Siguiendo una vía propia y diferenciada, tantas veces difícil de catalogar y entender desde nuestros parámetros, China aspira a conformar un liderazgo de nuevo tipo trasladando sus incrementadas capacidades económicas y comerciales a la gobernanza global habilitando para ello un conjunto de nuevos acrónimos (desde la Organización de Cooperación de Shanghái a los BRICS o el BAII, etc.) que reflejan sus alianzas prioritarias. Ante ello, mientras Europa duda y Japón se lo piensa, EEUU le señala ya como el principal rival estratégico para preservar su hegemonía.
China también se la juega con Xi Jinping
Iniciado en 2012, el liderazgo de Xi ha supuesto la apertura de una nueva fase política en la China contemporánea. A partir del XIX Congreso, en 2017, el xiísmo ha adoptado carta de naturaleza en el frontispicio ideológico del PCCh, junto al maoísmo y el denguismo.
Eliminado el límite de dos mandatos consecutivos (de cinco años cada uno) y concentrado el máximo poder en sus manos, Xi, considerado como “núcleo” de casi todo, ha acentuado en los últimos años su control sobre la práctica totalidad de los estamentos y procedimientos del aparato partidario-estatal.

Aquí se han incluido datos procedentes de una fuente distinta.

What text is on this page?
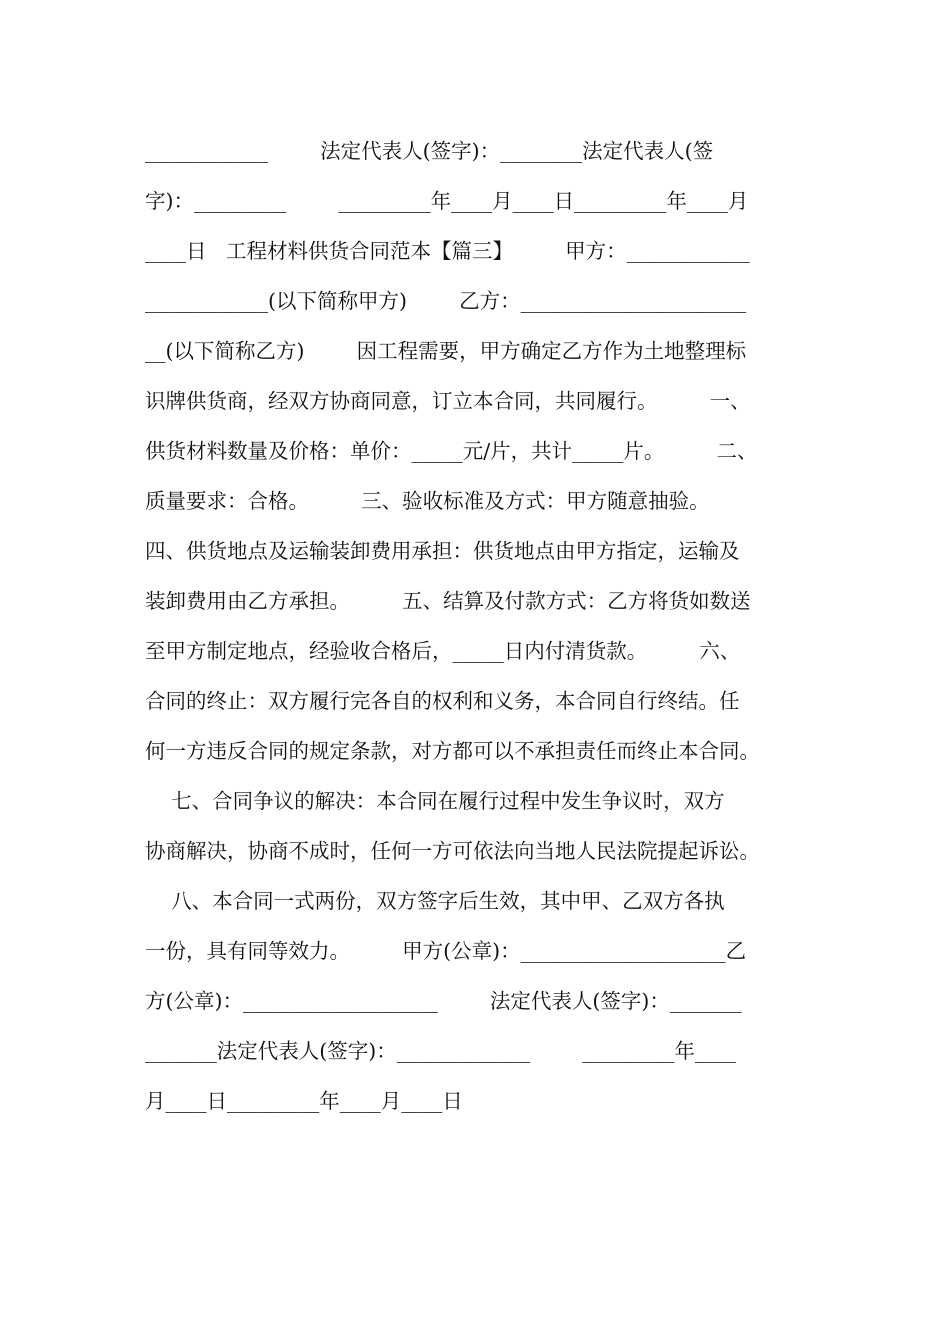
____________        法定代表人(签字)：________法定代表人(签
字)：_________        _________年____月____日_________年____月
____日   工程材料供货合同范本【篇三】        甲方：____________
____________(以下简称甲方)        乙方：______________________
__(以下简称乙方)        因工程需要，甲方确定乙方作为土地整理标
识牌供货商，经双方协商同意，订立本合同，共同履行。        一、
供货材料数量及价格：单价：_____元/片，共计_____片。        二、
质量要求：合格。        三、验收标准及方式：甲方随意抽验。
四、供货地点及运输装卸费用承担：供货地点由甲方指定，运输及
装卸费用由乙方承担。        五、结算及付款方式：乙方将货如数送
至甲方制定地点，经验收合格后，_____日内付清货款。        六、
合同的终止：双方履行完各自的权利和义务，本合同自行终结。任
何一方违反合同的规定条款，对方都可以不承担责任而终止本合同。
七、合同争议的解决：本合同在履行过程中发生争议时，双方
协商解决，协商不成时，任何一方可依法向当地人民法院提起诉讼。
八、本合同一式两份，双方签字后生效，其中甲、乙双方各执
一份，具有同等效力。        甲方(公章)：____________________乙
方(公章)：___________________        法定代表人(签字)：_______
_______法定代表人(签字)：_____________        _________年____
月____日_________年____月____日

Enarbolando la necesidad de un liderazgo fuerte para el actual y decisivo momento histórico, Xi ha prestado enorme atención al fortalecimiento del PCCh, instituido como viga estructural del sistema en todos los ámbitos en permanente estado de alerta. El centralismo y la superación del principio de dirección colegiada han extendido su poder situándole muy por encima de otros dirigentes. Trazando diferentes círculos de lealtades, sus aliados predominan en los principales estamentos, desde el Consejo de Estado a la Comisión Militar Central. Y en el poder provincial, hasta un 85 por ciento de los cuadros dirigentes formarían parte de su red de poder. El culto a la personalidad y la exigencia de lealtad le procuran una imagen omnipotente que, sin embargo, como demuestra la historia de la propia República Popular, pudiera ser engañosa y efímera.
Un mal paso
Las fragilidades del proceso chino son conocidas. El mayor temor es la vorágine de la inestabilidad política y esta puede tener orígenes diversos: la división en la cúpula del poder, un freno acusado del crecimiento, el fracaso de las reformas clave, el estallido de conflictos sociales, un reventón territorial de cierta magnitud…
La reivindicación nacionalista del sueño chino ofrece un consenso amplio en el PCCh pero subsisten también las diferentes visiones respecto al rumbo de la economía y el modelo final resultante o al ritmo a imprimir en cuestiones clave como la reunificación con Taiwán, la política exterior y las relaciones con EEUU o, en el plano interno, la liquidación de algunas normas esenciales de la vida partidaria instituidas por Deng Xiaoping en los años 80 precisamente para evitar repetir graves errores del pasado.
China y Xi parecen haberlo apostado todo a un último esfuerzo. Pueden haber medido bien sus fuerzas. O no. Las críticas pueden silenciarse apelando a una obligada devoción pero esta puede agrietarse si las cosas se tuercen. Un mal paso, aquí o allá, puede desencadenar una pesadilla en el sueño chino.